Kemer is a town in Burdur Province in the Mediterranean region of Turkey. It is the seat of Kemer District. Its population is 1,456 (2021). Kemer, 45 km away from Burdur city center, was established at the foothills of the Rahat Mountains. The first meeting of the Turks with the settlement, which bears traces of many civilizations from ancient times to the present, was in 1082 during the reign of the Anatolian Seljuk Ruler Suleiman Shah. With the dissolution of the Anatolian Seljuk State, the region came under the rule of the Hamitoğulları Principality and then the Ottoman Empire.

== History ==
The region came under the domination of Turkmen tribes. The former name of the village was Bebekler.

== Culture and Values ==
Until this day the village lives by traditions and social norms rooted in the origins of the Turkmen tribes and Yörük lifestyle. In order to keep the Yoruk culture alive, the municipality organises highland festivals every year in the 3rd week of June.

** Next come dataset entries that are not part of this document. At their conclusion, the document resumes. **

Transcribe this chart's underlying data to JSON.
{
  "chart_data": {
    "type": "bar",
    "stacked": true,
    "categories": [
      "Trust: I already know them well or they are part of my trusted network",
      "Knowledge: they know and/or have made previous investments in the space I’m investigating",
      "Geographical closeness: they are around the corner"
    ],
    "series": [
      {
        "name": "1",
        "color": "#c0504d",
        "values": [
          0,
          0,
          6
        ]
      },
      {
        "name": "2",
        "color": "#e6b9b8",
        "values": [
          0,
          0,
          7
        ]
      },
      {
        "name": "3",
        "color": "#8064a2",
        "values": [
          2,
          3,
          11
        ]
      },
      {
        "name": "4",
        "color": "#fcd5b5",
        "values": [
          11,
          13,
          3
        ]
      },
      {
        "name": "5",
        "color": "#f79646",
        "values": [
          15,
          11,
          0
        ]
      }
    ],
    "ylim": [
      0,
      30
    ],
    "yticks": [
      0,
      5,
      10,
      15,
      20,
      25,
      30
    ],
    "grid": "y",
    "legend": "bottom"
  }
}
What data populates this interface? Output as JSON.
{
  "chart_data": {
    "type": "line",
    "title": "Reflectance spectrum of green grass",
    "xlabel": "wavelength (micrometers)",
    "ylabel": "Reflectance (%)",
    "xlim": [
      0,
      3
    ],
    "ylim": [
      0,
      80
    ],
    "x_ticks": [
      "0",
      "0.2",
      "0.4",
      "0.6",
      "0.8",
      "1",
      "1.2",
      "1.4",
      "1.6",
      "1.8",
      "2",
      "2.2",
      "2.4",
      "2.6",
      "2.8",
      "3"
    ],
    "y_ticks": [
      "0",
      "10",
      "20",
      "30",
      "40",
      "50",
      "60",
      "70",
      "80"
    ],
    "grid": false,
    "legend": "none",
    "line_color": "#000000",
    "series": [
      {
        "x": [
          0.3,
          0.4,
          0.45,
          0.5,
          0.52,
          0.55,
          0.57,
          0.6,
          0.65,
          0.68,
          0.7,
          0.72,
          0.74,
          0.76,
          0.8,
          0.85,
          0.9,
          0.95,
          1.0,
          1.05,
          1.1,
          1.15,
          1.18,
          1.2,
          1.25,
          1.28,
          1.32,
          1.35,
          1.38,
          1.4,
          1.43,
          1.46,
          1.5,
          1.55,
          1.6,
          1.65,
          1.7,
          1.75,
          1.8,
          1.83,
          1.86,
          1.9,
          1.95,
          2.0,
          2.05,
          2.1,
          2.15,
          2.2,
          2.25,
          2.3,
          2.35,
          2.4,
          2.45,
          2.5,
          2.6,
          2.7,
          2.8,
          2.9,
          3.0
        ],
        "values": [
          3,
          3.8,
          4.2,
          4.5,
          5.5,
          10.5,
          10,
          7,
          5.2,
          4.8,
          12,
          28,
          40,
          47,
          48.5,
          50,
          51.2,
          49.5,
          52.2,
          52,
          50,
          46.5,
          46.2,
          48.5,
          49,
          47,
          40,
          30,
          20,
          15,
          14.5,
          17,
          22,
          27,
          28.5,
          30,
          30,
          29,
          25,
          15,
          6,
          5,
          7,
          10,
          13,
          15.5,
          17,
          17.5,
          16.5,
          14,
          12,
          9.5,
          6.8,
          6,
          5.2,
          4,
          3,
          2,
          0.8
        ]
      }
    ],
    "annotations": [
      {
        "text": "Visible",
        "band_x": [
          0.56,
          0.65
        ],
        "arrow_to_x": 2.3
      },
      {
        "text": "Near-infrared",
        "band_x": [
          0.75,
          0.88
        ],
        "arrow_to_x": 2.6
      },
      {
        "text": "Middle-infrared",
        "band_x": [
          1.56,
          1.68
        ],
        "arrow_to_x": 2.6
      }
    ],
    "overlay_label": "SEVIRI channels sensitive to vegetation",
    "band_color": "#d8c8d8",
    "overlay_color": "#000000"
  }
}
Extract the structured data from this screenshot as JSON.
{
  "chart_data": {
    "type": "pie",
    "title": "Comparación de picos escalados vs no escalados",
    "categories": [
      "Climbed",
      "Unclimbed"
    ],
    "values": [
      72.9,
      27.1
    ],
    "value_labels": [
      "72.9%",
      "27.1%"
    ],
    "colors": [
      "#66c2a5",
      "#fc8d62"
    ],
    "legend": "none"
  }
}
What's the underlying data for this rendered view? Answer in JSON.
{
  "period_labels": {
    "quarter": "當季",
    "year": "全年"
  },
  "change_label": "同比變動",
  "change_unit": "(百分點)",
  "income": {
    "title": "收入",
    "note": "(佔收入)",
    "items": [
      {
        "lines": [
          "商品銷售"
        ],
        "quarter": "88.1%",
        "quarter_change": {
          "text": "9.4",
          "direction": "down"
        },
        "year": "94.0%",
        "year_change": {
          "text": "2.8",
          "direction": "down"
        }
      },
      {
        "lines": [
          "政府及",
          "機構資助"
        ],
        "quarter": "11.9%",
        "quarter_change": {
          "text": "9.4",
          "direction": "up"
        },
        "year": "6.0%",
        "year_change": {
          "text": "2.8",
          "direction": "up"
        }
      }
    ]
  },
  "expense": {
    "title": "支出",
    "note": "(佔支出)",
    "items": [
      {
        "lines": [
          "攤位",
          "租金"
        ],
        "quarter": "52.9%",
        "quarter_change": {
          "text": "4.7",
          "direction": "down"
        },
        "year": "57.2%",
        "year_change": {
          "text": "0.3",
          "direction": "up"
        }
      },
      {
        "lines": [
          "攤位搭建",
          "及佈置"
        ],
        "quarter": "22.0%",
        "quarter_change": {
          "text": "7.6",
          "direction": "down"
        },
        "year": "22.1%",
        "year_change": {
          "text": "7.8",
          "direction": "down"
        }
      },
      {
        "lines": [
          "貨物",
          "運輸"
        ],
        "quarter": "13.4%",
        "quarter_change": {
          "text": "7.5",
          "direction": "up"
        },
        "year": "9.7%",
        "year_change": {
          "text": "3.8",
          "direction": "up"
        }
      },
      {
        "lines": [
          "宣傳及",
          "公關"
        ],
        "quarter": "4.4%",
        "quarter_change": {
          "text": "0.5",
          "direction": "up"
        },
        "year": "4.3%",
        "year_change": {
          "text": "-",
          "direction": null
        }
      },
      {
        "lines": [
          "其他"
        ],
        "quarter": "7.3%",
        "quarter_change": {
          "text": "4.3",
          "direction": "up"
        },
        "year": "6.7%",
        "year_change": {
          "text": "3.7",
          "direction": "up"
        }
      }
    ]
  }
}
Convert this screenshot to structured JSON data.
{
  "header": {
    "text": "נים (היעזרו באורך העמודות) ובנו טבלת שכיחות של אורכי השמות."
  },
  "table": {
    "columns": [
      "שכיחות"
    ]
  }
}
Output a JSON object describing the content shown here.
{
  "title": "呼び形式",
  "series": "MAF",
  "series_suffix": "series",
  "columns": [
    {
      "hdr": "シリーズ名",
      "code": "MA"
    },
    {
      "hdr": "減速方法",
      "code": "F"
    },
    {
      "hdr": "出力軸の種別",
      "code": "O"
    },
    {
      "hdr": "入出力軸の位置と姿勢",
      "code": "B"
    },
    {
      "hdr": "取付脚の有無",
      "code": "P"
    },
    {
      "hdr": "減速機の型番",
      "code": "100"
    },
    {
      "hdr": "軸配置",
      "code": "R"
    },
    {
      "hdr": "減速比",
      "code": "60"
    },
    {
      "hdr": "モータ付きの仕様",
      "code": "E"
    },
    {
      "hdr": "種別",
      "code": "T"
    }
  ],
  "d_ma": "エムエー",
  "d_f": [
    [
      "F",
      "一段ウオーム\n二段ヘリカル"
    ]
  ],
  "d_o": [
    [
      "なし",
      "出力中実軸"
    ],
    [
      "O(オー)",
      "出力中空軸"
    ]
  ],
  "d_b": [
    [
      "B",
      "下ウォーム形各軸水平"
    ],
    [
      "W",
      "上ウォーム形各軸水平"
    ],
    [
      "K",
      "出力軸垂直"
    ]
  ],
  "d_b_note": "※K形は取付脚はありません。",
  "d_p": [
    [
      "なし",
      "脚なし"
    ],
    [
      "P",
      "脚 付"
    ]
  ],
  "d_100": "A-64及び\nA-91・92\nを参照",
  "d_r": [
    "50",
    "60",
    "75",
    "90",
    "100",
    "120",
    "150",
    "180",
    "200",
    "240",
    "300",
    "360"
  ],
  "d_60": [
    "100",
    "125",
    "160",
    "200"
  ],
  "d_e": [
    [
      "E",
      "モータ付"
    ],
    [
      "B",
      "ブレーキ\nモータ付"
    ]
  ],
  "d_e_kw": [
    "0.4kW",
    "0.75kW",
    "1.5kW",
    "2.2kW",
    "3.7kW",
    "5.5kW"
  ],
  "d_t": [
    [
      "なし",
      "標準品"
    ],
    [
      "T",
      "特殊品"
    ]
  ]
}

In terms of values belonging to the village, customs and traditions have a great influence on the organisation of social life. In events such as birth and death, weddings, festivals, military and pilgrimage ceremonies are held in accordance with deep-rooted traditions.

== Economy ==
Kemer's economy is primarily based on agriculture and livestock farming. In recent years, highland (yayla) tourism has also become an increasingly important sector. The municipality has invested in accommodation facilities and related recreational infrastructure on the Asarcık Plateau (1,400 m) and the Akpınar Plateau (1,600 m).